No difference in the toxicity profiles was observed between the BRCA-positive versus BRCA—wild type patients. The most common all-grade toxicities were nausea, experienced by 37% of patients, lymphopenia (35%), fatigue (19%), and vomiting (9%). These were largely grade 1 or 2 toxicities. Forty percent of patients at the recommended phase II dose required dose reduction for low-grade nausea or flu-like symptoms.

Among the 24 BRCA-wild type patients (21 with breast tumors), “the triple-negative breast cancer patients received modest clinical benefit, including one patient with partial response and an additional eight patients with stable disease,” said Pahuja. There were too few patients with ovarian cancer in this cohort (n = 3) to draw conclusions. “In contrast, clinical activity was greater in the BRCA-mutation cohort,” she said. “At all dose levels combined, the objective response rate [ORR] was 23% with a clinical benefit rate of 37% for all tumor types.”

Among patients with breast cancer in this cohort, the ORR was 29% with a 36% clinical benefit rate. In the patients with ovarian cancer, the ORR was 20% and the clinical benefit rate was 33%.

Nurse Perspective

Janice Famorca Tran, RN, MS, AOCNP, CBCN, ANP-C

Texas Oncology Houston, TX

PARP inhibitors have demonstrated promising results in patients with BRCA mutation—related breast and ovarian cancers. The study performed by Pahuja et al, however, revealed the effectiveness of this type of medication in both BRCA-positive and BRCA-wild type patients. The study revealed that the PARP inhibitor veliparib, when used as single agent, was responsive in both BRCA-positive and BRCA-wild type tumors compared with other single-agent PARP inhibitors.
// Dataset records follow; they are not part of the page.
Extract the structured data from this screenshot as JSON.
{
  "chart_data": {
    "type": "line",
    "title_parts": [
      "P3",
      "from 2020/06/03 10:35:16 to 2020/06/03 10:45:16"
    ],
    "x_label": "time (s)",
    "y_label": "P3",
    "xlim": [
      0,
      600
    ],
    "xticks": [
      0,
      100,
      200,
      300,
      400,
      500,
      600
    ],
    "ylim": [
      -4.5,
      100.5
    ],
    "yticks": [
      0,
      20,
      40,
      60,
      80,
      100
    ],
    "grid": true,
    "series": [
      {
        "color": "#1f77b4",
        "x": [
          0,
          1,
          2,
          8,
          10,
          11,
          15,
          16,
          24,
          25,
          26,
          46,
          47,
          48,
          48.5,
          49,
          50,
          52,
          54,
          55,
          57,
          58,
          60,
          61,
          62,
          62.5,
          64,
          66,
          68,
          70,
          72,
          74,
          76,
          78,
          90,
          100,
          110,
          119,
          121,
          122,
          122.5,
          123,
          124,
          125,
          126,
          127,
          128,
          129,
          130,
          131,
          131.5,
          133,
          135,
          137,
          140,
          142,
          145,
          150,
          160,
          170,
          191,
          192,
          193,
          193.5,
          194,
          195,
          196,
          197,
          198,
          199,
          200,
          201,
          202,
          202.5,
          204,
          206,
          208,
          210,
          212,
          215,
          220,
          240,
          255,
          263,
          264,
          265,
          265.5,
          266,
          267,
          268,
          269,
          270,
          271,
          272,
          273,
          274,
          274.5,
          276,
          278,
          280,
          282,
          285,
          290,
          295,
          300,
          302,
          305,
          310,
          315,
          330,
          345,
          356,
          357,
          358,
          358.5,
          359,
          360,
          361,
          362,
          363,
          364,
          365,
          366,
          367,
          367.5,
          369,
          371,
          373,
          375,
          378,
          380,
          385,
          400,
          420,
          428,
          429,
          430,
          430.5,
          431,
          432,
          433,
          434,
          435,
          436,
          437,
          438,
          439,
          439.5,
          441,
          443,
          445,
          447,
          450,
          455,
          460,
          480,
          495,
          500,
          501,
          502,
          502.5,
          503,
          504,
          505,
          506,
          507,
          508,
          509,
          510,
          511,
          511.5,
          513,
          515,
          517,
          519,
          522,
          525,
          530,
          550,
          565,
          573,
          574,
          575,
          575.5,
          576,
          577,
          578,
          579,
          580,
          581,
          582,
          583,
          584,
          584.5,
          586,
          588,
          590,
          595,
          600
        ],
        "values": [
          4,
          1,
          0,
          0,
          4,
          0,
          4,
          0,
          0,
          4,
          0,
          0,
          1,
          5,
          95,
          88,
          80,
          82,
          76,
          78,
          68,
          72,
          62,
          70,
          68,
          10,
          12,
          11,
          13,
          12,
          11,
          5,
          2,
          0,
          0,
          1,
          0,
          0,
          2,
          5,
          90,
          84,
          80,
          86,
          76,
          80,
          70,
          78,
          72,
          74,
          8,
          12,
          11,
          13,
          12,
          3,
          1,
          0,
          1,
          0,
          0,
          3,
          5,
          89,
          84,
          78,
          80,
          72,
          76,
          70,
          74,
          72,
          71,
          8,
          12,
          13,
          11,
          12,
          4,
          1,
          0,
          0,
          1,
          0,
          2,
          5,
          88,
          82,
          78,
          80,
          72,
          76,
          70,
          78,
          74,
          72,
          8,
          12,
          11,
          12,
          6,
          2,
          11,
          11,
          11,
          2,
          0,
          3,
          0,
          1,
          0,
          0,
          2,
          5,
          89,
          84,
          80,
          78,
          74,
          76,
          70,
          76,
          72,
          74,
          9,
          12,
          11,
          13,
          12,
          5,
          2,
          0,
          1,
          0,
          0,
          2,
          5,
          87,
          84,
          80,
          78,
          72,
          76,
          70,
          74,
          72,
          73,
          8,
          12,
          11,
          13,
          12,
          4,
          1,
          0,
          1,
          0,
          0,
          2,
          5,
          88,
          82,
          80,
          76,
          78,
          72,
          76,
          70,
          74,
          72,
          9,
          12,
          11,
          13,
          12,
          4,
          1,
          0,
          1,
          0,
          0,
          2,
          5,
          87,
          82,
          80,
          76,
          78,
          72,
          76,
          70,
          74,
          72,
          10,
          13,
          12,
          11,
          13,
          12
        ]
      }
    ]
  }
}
Normal cells use PARP to repair themselves; however, cancer cells may use PARP to repair DNA damage, therefore prolonging their uncontrolled growth. This abnormality can subsequently cause resistance to treatment. PARP inhibitors work to prevent repair of damaged DNA of cancer cells.

Veliparib is another addition to the growing understanding of the science of breast and ovarian cancer, and knowing upfront which patients would benefit from these drugs is another positive step towards personalized medicine.